Jim… that is wise tactical advice on all counts
A battle fought on ground of your enemies choosing is a battle lost.
So don’t fight it on their ground.
@Jim
Hopefully, reform are looking at just this sort of thing. Has actually anybody tried before?
“Can’t means won’t” as I was always told at school (cough – years ago!) The uniparty simply won’t. Reform may fail, but they can try.
Thomas is right. Markets are losing faith in the order of things, the ability of the world’s blobs to govern. Losing faith in fiat currencies. I marvelled recently that gold hit an all time high of £90,000 per kilo. Today it is £125,00!!!
Finance ministers need to not simply manage within their self defined ‘headroom’ (a bullshit construct to keep can kicking) but to run actual fiscal surpluses. Or at least to grow GDP at a rate much above the deficit as a % of GDP.
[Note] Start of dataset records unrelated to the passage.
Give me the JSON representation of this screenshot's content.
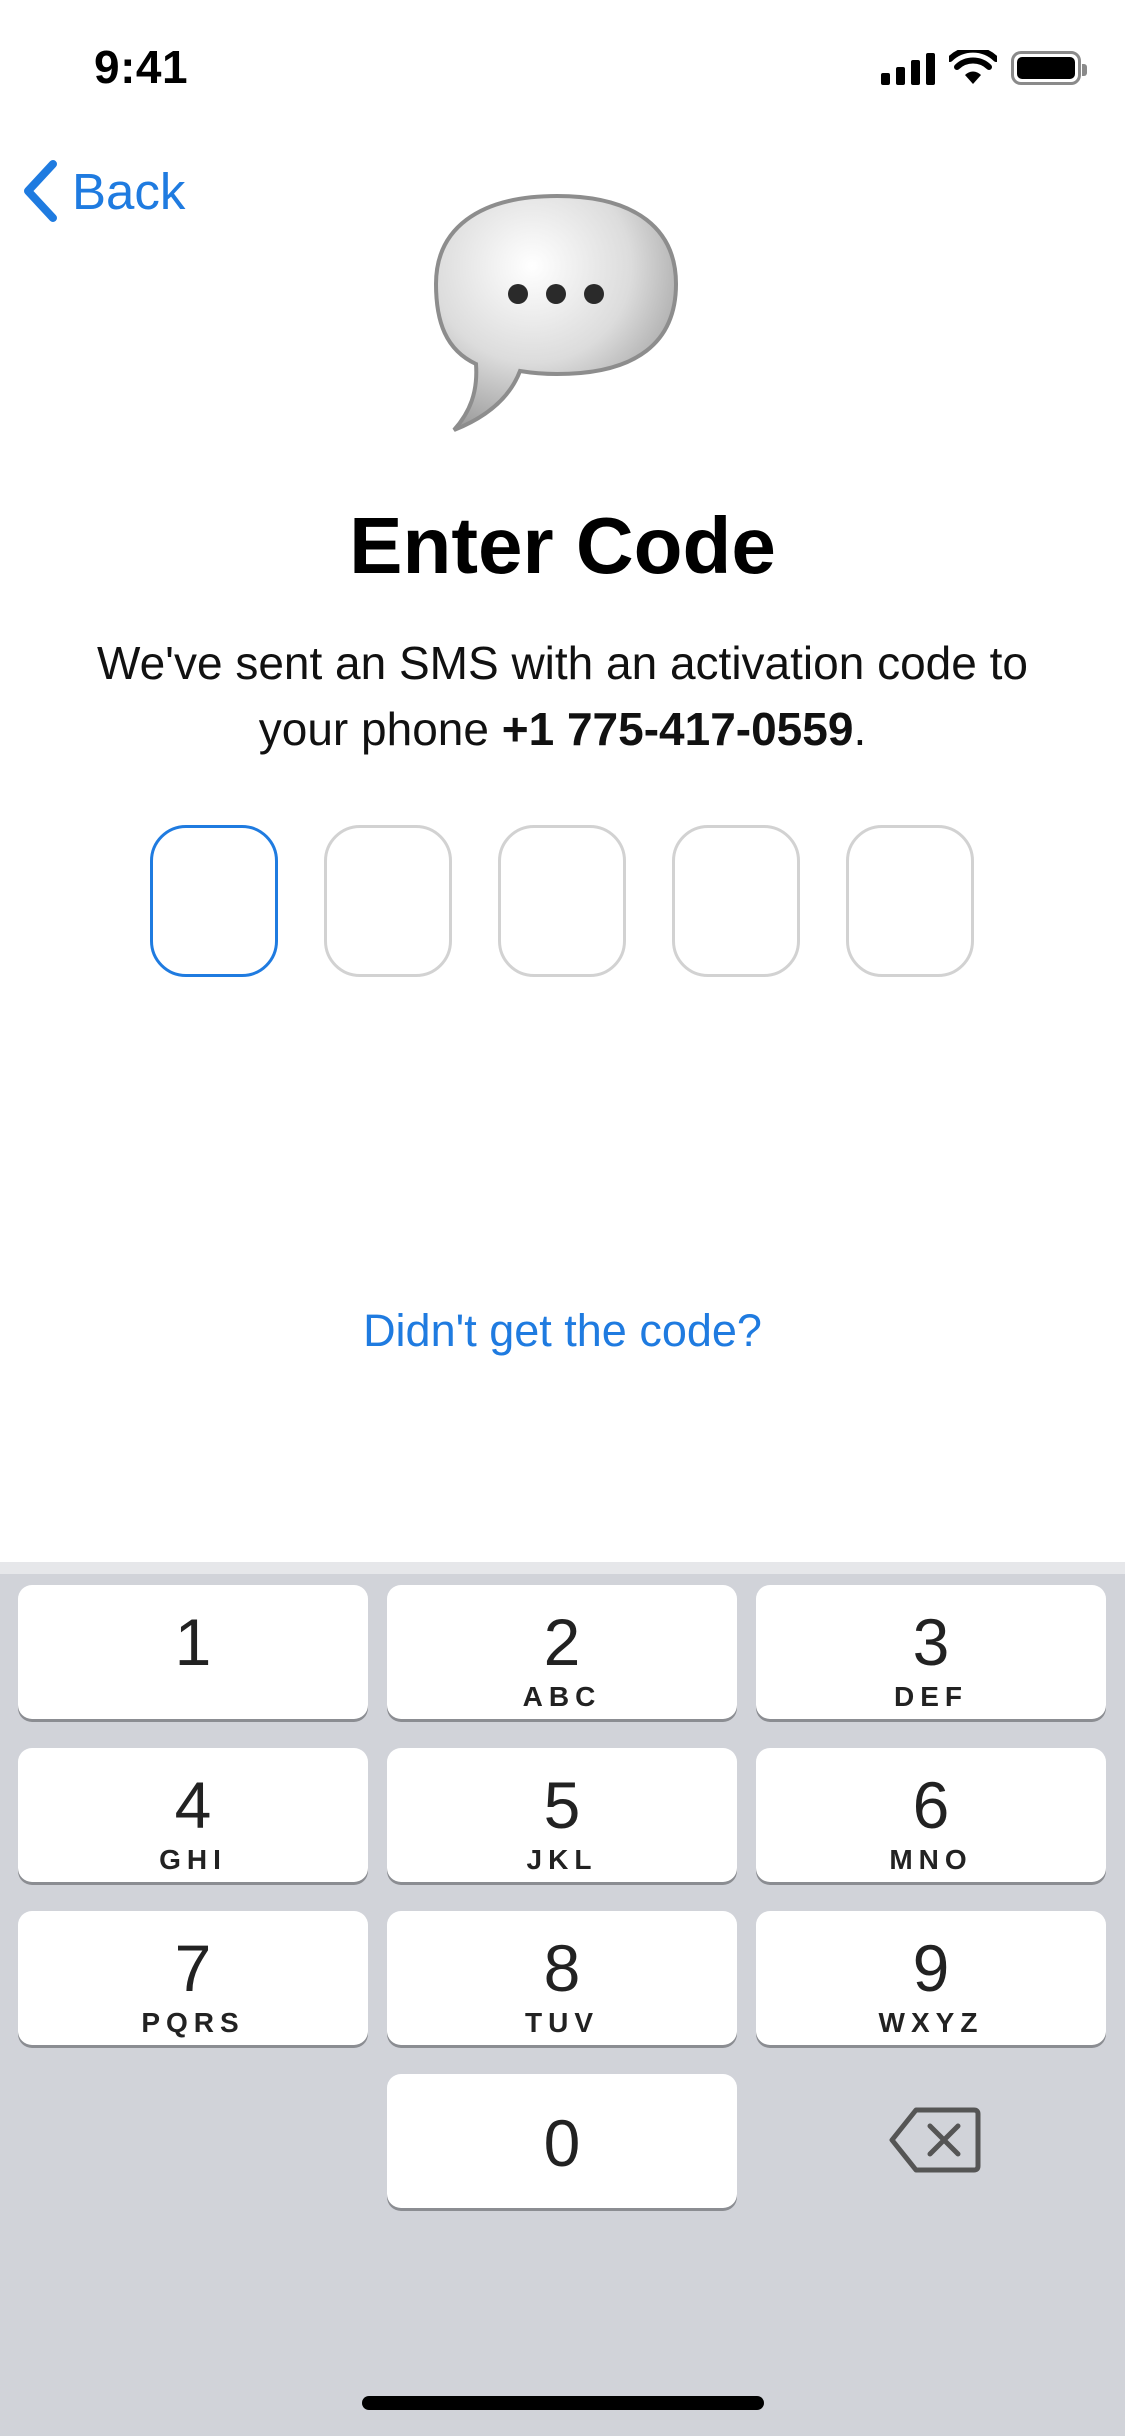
{
  "status": {
    "time": "9:41"
  },
  "nav": {
    "back_label": "Back"
  },
  "header": {
    "title": "Enter Code",
    "subtitle_prefix": "We've sent an SMS with an activation code to your phone ",
    "phone": "+1 775-417-0559",
    "subtitle_suffix": "."
  },
  "code_input": {
    "length": 5,
    "active_index": 0,
    "values": [
      "",
      "",
      "",
      "",
      ""
    ]
  },
  "resend": {
    "label": "Didn't get the code?"
  },
  "keypad": {
    "keys": [
      {
        "num": "1",
        "letters": ""
      },
      {
        "num": "2",
        "letters": "ABC"
      },
      {
        "num": "3",
        "letters": "DEF"
      },
      {
        "num": "4",
        "letters": "GHI"
      },
      {
        "num": "5",
        "letters": "JKL"
      },
      {
        "num": "6",
        "letters": "MNO"
      },
      {
        "num": "7",
        "letters": "PQRS"
      },
      {
        "num": "8",
        "letters": "TUV"
      },
      {
        "num": "9",
        "letters": "WXYZ"
      },
      {
        "num": "0",
        "letters": ""
      }
    ],
    "delete_icon": "backspace-icon"
  },
  "colors": {
    "accent": "#1f7be0",
    "keyboard_bg": "#d1d3d9",
    "box_border": "#d2d2d2"
  }
}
The world is reverting to fundamentals. Painful but necessary.
Jim,
I was considering a very similar comment. The enemy is wicked but not stupid. You would have to assume they have war gamed out scenarios where politicians try to wrest power from them. And of course they will have the full support of the EU, the primary aim of which is to replace elected politicians with bureaucrats.
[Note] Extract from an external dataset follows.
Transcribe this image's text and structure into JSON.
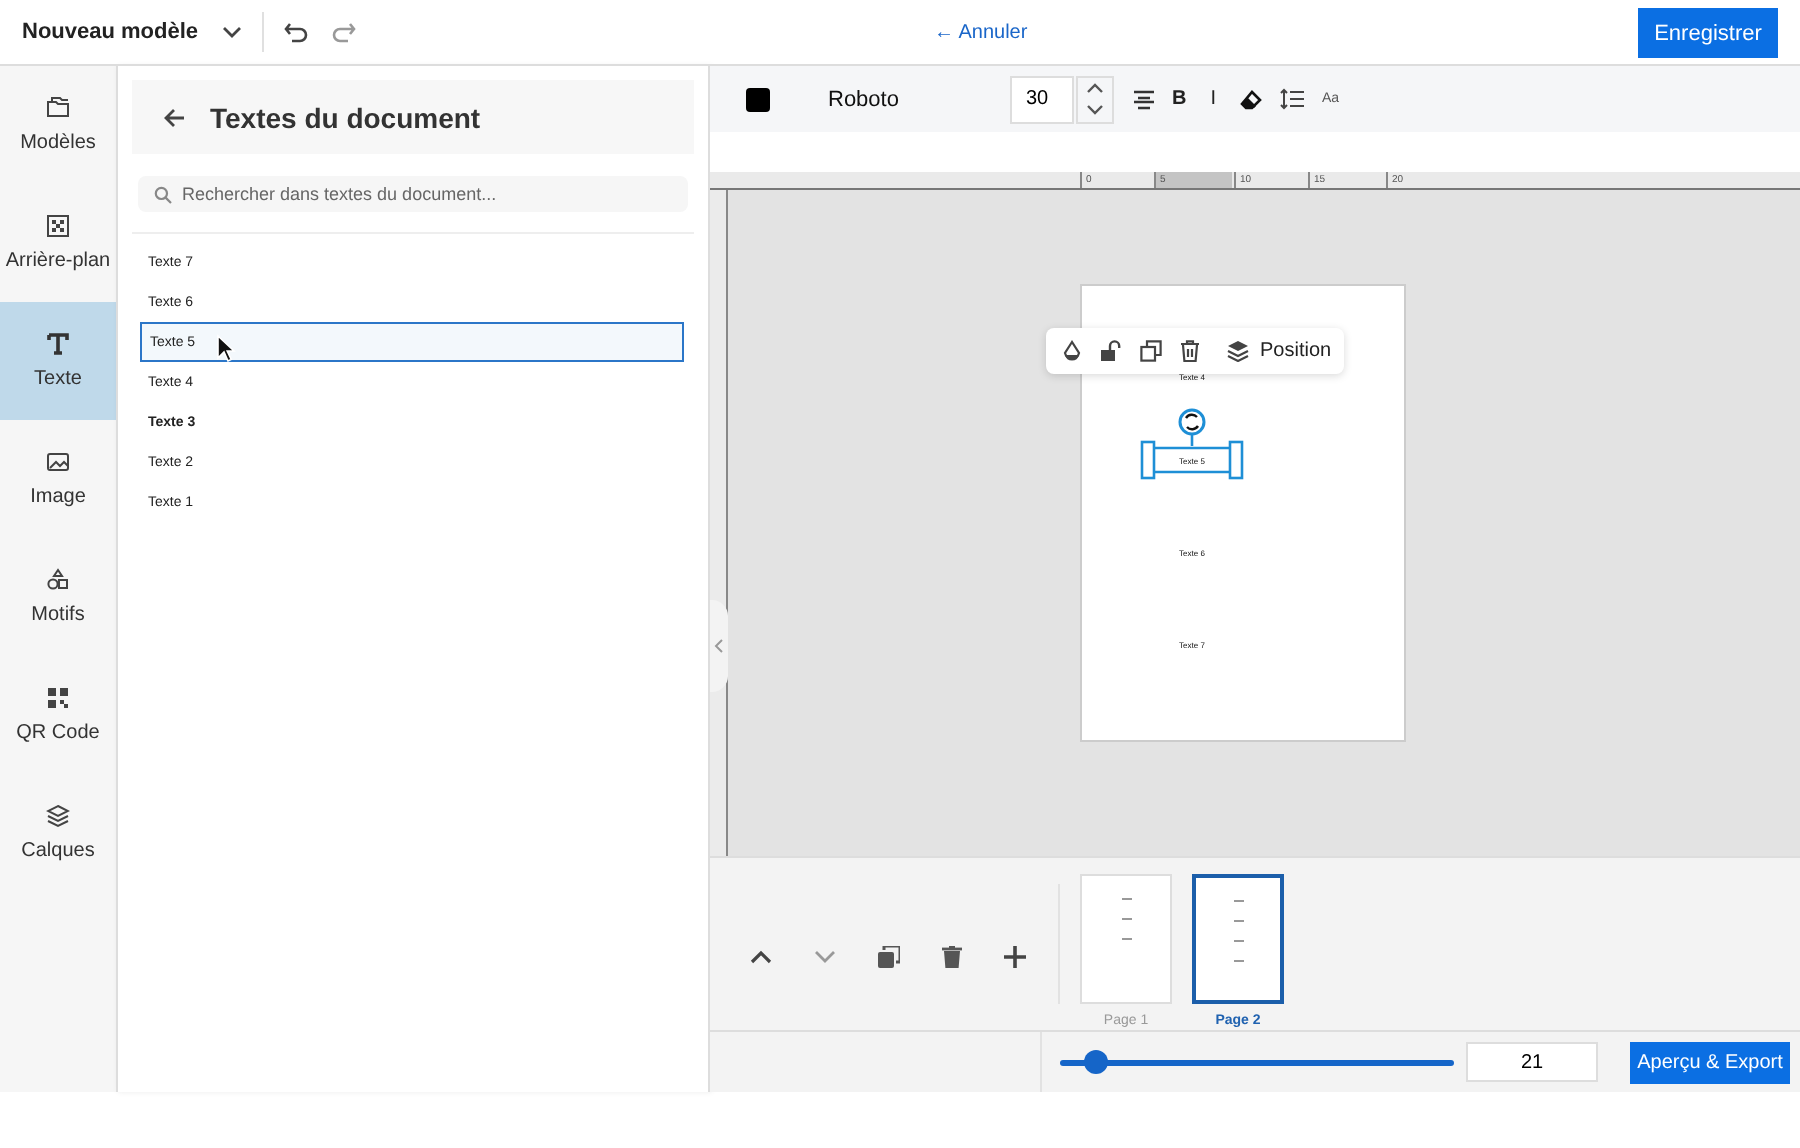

For example, it would be tempting to try and claw back the money wasted paying foreigners to live in Britain, but that would undoubtedly lead to mass demonstrations in attempt to make the county ungovernable. You would also have to bear in mind that the entire criminal justice system works for the home office, an enemy stronghold, so expect no assistance from the police.
So yes, complete agreement, neutering the enemy must be the first priority.
BTW, regarding my previous comment about gongs, I find it ridiculous that a minister of the crown is obliged to call his subordinates “Sir”. This sets entirely the wrong tone for any interaction.
PS. Hitting the enemy’s propaganda wing by privatizing the BBC would be an excellent opening move. You could also cripple the Guardian by moving all public sector recruitment to a government web site, something that was mooted by Cameron of all people.
“Privatize” is such a fun word.
In the US, we tried to privatize government functions by handing them off to NGOs.
The cure was worse than the disease. We handed them off to progressives who run the NGO’s and lost any and all transparency.
DOGE’s biggest achievement was making this known.
bobby b,
I was think more of an asset strip. Shut it down and sell its real estate so it can’t be restarted.